Вот и сейчас – судьба, не заботясь о производимом впечатлении, забавлялась с ним, влекла невесть куда, заглядывала в лицо неживыми, равнодушными глазами...
– Не дамся! – твердо сказал Алексей, поворачиваясь к Огюсту и пытаясь в темноте поймать его взгляд. – Не дам глаза завязывать! Почем я знаю, что вы намерены со мной потом сделать?
– Ну да, к примеру, дать вам веслом по голове и отправить за компанию с тем русским громилою рыб кормить, – устало хихикнул Огюст. – Ну что вы говорите глупости, сударь?! Собирайся мы поступить так, разве не могли сделать это раньше? Уверяю вас, намерения относительно вашей судьбы у нас и у...
– Ох, да будет вам вдаваться в словопрения! – простонал за спиной у Алексея Жан-Поль. – Экий вы, сударь, неуступчивый! Неужто неведомо вам старинное изречение латинское: «Дуцум волентем фата, нолентем трахунт»?[11] В таком разе – не взыщите!
После сих невразумительных словес позади Алексея послышалась некая возня, но не успел он обернуться поглядеть, что там происходит, как получил вроде бы не сильный, но весьма ощутимый удар по затылку, и мягким, безвольным мешком повалился в заботливо подставленные руки Огюста.

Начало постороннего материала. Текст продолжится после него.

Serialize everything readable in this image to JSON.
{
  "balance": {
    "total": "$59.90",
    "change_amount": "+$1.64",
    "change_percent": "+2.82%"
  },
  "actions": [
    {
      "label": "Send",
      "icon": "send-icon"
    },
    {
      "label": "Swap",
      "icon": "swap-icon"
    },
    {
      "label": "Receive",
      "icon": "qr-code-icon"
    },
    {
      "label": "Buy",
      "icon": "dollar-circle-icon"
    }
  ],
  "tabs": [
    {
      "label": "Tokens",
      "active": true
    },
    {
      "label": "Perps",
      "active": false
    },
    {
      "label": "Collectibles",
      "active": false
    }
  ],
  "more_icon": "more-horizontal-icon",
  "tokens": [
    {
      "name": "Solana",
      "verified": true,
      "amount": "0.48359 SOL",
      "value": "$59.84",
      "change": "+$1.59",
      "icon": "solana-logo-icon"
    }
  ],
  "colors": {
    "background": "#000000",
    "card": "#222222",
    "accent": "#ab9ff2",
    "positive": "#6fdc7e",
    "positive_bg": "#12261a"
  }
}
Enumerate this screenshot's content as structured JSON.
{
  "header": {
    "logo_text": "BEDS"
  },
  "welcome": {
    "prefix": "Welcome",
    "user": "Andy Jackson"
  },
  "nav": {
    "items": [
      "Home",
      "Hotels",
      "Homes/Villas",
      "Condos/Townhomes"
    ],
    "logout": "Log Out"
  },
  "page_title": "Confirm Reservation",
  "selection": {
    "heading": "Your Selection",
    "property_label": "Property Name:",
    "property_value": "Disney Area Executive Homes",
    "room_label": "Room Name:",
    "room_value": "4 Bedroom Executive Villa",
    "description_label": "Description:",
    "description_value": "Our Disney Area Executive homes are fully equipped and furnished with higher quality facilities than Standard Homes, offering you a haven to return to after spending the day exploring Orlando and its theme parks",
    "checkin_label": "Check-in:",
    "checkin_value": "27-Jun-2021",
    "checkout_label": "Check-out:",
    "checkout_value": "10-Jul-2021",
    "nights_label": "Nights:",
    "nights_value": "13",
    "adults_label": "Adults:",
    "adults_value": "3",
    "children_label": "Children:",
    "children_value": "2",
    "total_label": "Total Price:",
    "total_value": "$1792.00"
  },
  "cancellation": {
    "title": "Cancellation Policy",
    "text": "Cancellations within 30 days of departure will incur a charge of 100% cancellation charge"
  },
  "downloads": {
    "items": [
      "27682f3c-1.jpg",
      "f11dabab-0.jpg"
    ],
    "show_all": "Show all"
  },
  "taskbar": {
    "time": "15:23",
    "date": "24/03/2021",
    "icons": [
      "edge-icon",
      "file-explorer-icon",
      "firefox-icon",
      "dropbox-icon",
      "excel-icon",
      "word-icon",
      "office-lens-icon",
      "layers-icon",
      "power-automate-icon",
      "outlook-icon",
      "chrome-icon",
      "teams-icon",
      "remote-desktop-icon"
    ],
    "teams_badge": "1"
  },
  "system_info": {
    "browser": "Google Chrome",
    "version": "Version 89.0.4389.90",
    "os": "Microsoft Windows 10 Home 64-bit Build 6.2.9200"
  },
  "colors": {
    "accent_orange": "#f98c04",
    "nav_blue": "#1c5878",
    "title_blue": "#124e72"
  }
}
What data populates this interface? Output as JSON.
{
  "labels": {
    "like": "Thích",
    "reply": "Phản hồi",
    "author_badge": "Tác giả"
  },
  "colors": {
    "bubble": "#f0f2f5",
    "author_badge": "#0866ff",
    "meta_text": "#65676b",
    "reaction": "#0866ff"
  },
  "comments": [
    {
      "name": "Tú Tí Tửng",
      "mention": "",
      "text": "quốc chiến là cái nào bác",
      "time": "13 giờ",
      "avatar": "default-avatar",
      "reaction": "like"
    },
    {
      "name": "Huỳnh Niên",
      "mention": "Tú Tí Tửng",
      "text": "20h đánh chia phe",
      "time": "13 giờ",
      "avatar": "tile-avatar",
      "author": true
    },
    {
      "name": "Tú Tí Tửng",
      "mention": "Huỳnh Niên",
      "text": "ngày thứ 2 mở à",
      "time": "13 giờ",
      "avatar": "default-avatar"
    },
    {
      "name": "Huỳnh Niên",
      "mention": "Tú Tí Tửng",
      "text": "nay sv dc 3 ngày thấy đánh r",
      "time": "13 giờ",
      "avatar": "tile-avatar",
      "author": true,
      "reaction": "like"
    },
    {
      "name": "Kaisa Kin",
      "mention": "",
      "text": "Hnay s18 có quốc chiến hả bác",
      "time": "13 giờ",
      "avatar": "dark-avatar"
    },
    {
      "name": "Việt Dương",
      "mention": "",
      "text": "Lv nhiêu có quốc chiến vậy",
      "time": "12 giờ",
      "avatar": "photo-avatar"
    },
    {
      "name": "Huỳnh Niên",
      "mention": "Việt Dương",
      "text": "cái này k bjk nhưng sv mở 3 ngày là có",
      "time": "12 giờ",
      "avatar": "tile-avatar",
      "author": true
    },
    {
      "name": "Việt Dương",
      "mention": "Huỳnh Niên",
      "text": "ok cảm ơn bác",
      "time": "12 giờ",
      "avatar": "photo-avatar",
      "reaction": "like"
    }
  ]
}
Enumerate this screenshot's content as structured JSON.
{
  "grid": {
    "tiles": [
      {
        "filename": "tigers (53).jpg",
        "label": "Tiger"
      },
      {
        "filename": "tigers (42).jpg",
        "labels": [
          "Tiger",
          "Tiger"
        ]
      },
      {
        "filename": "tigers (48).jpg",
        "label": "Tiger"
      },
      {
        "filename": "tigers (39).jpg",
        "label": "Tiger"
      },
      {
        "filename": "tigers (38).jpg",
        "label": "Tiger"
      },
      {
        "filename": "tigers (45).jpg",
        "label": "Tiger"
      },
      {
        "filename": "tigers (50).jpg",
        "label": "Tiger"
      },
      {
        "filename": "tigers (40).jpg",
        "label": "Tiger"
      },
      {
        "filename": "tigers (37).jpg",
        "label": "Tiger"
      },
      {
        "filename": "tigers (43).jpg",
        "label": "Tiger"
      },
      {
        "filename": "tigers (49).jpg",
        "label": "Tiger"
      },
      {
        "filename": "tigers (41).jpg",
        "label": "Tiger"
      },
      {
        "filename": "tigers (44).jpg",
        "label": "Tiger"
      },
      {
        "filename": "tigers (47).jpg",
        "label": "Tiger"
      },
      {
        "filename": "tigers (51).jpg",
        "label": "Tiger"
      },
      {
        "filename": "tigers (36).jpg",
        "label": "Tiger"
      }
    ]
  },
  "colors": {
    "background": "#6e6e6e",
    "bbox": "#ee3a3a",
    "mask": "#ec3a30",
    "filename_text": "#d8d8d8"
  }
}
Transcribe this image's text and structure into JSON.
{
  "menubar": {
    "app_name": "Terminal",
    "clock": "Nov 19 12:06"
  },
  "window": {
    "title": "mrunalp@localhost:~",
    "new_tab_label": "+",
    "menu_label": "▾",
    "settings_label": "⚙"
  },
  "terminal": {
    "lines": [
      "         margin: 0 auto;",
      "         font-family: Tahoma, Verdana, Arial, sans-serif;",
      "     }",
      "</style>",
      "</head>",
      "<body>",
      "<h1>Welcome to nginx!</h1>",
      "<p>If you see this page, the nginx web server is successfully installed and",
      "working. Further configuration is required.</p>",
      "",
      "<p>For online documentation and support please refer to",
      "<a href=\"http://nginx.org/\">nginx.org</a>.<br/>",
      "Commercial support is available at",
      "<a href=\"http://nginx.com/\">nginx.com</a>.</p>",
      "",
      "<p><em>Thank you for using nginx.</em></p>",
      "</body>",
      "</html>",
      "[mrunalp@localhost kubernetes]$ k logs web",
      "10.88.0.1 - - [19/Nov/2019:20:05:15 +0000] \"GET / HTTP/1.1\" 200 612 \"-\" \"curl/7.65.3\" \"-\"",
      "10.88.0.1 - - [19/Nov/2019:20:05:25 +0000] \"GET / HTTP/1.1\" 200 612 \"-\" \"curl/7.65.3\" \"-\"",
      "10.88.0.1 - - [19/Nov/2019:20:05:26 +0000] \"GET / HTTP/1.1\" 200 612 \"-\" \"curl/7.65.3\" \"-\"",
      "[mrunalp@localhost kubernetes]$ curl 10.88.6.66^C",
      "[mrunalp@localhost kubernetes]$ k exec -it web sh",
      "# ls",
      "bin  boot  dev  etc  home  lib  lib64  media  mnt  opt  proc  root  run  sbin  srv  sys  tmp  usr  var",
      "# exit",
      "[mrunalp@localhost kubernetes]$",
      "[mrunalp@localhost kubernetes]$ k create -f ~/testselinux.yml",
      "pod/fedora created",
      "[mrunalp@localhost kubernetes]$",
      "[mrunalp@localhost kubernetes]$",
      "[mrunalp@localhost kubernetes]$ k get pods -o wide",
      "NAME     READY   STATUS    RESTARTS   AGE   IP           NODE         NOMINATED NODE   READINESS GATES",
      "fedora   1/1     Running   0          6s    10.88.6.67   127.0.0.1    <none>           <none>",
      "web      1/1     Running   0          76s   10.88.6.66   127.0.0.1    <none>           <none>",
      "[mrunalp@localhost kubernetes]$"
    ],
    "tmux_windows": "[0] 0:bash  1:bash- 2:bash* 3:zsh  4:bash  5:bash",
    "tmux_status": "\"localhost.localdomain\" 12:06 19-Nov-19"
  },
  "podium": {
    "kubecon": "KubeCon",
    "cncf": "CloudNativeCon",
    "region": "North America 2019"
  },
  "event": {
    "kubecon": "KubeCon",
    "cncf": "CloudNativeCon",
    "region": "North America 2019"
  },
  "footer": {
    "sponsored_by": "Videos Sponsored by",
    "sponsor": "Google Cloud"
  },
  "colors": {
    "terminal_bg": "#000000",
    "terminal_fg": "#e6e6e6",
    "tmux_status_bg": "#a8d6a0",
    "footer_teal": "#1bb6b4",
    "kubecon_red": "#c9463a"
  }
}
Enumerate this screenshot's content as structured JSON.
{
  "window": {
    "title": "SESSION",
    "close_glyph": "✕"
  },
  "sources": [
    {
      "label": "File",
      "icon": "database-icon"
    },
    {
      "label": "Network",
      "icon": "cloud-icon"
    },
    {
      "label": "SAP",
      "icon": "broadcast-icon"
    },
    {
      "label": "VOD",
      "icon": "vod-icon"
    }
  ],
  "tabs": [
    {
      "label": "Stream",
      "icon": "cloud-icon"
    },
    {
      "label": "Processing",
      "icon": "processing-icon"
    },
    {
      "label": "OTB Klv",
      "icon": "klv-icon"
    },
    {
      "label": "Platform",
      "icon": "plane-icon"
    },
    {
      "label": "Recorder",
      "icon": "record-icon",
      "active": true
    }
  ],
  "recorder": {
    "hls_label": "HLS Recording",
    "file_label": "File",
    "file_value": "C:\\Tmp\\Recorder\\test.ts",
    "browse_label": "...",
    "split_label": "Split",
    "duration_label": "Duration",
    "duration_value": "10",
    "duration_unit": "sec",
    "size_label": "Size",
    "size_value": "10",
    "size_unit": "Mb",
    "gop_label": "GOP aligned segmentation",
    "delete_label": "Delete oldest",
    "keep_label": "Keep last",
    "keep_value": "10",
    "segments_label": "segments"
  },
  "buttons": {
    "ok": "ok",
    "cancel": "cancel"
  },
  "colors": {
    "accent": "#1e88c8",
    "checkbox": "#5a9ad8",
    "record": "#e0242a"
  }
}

«...Трахунт, трахунт, трахунт!» – прокричал в его голове кто-то незримый: прокричал не мягким французским голосом Жан-Поля или Огюста, а почему-то ехидным баском приснопамятного господина Бесикова, – и вслед за тем все померкло в голове Алексея. Он погрузился в беспамятство, в очередной раз за эти сутки покорившись неумолимой, неотвязной, приставучей, как банный лист, судьбе.